In many cases, they don’t know where they are staying, if they are injured or if they have anything to eat.
A local business, North Sails, is using their own connections to provide those answers.
“What you are seeing is we are converting my business into a de facto communication and command center,” said owner Brian Malone.
Malone’s heritage in the Bahamas goes back centuries, specifically Hope Town, where he grew up.
“Seventh, eighth and ninth generation from Wyannie Malone, she settled the island in 1785 as one of the settlers,” said Brian’s wife Kathleen Robinson-Malone.
“My parents are on the island, my brother in-law, numerous cousins,” said Brian Malone.
His family survived Dorian, but their homes did not.
“I’m actually relieved that I don’t have to worry about our properties right now, I can focus entirely on the health and welfare of the people that are there,” said Malone.
So, the Malones and their extended family here in St. Petersburg are bridging the communication gap between the island and the United States.
“We were able to get a Sat phone on the island yesterday and we are coordinating with individuals on the island,” said Robinson-Malone.
They are in the process of making a list of everyone in Hope Town, where they are staying and their condition.

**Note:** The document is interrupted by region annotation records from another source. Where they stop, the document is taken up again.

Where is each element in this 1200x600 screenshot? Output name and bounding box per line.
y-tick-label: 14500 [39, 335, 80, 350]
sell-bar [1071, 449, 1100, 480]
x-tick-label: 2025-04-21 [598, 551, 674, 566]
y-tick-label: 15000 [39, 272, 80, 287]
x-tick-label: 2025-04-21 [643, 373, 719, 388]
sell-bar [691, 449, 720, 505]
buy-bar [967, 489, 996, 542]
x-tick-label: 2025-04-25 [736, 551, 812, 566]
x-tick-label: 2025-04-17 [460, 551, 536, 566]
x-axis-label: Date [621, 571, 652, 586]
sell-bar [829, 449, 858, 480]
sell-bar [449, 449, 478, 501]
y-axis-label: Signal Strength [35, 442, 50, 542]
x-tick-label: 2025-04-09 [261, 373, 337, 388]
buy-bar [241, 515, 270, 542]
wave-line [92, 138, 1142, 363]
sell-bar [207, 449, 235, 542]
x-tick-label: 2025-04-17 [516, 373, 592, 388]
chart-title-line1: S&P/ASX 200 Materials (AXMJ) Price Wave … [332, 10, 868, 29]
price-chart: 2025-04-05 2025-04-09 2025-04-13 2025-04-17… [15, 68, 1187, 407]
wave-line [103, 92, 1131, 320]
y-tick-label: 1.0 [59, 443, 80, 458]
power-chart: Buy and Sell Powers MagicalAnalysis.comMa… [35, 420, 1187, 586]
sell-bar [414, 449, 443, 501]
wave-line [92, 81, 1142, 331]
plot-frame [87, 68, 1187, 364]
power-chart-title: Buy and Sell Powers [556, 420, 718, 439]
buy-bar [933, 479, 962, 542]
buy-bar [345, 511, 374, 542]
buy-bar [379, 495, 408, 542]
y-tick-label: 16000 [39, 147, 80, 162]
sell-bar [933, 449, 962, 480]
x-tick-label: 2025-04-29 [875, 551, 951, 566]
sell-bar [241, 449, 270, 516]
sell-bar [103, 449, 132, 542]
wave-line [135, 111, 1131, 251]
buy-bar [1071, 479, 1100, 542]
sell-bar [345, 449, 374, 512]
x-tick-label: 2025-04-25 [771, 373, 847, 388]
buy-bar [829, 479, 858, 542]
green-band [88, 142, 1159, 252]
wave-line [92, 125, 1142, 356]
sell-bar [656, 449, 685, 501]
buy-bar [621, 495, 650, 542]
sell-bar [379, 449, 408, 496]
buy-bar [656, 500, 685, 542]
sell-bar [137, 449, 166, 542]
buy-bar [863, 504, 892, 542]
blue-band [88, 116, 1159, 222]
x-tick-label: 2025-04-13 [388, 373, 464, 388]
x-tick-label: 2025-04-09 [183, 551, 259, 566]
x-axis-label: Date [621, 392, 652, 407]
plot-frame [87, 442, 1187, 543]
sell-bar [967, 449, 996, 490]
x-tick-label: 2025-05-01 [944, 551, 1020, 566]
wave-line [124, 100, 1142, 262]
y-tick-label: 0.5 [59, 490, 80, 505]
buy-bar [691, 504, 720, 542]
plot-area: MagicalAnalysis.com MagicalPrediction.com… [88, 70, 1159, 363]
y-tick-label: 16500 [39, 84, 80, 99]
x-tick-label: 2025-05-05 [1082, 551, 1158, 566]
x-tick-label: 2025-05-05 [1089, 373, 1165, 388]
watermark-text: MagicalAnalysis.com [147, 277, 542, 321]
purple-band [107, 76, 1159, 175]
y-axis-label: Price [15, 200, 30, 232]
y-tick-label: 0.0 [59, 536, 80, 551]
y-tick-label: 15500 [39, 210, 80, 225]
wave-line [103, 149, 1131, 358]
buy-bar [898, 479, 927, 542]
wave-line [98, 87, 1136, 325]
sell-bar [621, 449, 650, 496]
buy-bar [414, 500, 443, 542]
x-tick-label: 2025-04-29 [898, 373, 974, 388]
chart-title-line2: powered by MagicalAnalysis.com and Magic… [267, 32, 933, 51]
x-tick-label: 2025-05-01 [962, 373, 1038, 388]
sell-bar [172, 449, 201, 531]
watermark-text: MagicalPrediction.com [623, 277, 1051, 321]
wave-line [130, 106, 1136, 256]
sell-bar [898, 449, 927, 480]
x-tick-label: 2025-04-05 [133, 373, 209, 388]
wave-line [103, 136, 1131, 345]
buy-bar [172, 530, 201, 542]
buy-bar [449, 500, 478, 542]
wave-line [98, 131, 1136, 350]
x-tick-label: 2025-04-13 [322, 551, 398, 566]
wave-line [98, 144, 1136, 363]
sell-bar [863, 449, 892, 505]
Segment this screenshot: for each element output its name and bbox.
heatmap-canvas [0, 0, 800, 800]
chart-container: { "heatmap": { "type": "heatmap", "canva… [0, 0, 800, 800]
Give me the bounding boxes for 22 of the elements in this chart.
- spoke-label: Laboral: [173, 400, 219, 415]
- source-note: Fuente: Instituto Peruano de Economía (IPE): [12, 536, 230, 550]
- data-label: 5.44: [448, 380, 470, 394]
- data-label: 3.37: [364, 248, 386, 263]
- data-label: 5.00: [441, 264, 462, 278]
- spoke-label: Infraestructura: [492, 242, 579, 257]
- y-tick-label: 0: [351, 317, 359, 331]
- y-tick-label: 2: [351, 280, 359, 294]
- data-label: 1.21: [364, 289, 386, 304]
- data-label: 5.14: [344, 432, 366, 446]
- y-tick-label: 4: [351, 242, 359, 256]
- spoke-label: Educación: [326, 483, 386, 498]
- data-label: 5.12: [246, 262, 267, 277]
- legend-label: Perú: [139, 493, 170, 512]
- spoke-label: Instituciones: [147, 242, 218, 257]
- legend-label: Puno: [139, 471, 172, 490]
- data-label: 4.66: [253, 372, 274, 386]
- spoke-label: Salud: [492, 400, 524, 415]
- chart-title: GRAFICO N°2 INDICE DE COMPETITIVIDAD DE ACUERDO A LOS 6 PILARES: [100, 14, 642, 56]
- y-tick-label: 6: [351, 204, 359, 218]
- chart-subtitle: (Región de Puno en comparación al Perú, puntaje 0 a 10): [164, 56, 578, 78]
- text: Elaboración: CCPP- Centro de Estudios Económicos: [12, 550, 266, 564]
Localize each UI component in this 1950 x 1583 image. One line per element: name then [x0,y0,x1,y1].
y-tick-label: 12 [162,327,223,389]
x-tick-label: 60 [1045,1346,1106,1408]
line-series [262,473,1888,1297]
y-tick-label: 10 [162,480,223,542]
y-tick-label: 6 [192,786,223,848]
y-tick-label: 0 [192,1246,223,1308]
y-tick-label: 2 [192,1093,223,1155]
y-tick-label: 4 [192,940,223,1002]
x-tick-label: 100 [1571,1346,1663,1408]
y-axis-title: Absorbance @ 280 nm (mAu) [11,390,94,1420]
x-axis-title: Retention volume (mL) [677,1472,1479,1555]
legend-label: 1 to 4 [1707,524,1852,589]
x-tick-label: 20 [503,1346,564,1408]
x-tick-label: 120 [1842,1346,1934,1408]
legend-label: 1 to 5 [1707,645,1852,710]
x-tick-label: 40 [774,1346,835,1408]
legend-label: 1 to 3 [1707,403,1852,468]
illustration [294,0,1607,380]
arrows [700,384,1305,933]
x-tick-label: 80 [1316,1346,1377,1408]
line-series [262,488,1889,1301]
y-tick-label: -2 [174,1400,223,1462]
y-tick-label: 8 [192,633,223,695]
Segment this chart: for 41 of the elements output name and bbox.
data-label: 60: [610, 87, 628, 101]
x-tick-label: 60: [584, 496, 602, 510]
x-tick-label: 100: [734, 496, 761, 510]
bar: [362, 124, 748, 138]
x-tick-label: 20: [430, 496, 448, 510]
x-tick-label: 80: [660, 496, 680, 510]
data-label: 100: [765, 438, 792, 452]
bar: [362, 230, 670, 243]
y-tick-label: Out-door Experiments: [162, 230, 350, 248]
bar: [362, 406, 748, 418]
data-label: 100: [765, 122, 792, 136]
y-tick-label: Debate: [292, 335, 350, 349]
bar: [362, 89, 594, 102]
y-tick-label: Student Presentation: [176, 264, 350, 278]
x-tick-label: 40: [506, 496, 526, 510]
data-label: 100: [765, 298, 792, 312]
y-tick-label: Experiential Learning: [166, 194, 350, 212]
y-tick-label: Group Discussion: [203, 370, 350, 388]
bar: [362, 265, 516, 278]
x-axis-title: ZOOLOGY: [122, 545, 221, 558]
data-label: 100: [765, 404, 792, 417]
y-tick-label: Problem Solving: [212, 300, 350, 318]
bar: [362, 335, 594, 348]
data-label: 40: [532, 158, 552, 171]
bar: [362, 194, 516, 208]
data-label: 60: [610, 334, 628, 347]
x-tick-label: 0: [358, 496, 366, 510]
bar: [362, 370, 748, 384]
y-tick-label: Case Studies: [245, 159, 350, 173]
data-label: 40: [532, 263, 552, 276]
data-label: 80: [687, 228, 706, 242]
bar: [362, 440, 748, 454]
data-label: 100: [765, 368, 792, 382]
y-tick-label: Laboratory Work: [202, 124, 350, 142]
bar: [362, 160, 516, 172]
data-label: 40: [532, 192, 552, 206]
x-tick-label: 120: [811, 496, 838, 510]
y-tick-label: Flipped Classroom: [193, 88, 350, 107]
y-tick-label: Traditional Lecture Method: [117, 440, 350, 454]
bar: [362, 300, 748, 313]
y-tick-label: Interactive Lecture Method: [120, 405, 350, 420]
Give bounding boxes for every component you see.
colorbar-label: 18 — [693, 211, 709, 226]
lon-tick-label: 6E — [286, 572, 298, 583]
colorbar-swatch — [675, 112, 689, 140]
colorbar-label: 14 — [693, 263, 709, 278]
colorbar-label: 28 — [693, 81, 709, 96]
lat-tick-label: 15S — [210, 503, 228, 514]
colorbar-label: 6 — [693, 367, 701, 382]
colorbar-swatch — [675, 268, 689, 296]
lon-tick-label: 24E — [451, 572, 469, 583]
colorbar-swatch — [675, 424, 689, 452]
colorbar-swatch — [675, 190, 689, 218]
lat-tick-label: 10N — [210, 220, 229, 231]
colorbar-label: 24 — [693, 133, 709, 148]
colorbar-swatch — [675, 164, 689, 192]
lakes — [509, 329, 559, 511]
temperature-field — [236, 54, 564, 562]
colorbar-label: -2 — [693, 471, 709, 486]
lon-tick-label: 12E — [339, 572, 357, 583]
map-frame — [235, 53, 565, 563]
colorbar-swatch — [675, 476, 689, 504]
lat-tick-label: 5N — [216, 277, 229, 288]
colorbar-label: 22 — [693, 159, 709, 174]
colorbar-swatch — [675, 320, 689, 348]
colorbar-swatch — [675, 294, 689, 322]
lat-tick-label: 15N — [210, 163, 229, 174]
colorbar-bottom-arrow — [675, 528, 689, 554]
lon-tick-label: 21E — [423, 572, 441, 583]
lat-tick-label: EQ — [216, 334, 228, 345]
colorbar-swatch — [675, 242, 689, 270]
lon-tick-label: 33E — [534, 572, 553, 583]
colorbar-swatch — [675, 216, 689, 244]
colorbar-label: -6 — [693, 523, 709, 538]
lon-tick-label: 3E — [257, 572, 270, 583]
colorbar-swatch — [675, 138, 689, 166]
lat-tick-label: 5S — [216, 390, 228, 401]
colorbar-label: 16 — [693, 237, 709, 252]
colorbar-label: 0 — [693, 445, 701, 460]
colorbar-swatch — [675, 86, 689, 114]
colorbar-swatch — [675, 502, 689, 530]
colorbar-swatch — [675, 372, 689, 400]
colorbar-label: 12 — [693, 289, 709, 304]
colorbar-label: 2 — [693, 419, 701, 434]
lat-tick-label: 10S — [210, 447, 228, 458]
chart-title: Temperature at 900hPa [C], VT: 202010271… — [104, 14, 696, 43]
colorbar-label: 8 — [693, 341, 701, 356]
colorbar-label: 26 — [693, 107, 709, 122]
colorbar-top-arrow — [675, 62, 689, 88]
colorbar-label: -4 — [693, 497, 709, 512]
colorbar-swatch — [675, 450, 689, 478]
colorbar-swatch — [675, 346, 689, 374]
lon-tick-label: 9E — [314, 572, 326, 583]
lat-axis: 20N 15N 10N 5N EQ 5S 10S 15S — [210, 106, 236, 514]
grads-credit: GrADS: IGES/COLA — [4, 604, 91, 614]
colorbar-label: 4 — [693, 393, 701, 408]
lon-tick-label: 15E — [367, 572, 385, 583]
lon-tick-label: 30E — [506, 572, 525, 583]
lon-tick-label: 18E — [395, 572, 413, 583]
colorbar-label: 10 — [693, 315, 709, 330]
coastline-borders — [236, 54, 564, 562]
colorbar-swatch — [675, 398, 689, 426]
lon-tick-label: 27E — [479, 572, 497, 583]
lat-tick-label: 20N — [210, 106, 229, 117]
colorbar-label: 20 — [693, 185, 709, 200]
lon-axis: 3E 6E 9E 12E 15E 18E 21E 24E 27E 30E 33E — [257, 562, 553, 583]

That information will soon be posted on the Hope Town Volunteer Fire and Rescue's Facebook page.
“They have the elderly and the informed in a location with a generator and keeping them cool, they have the kids in another location keeping them cool, they have multiple kitchens that they are feeding and providing meals to the whole community,” said Robinson-Malone. “We want to let people know their families are safe and taken care of.”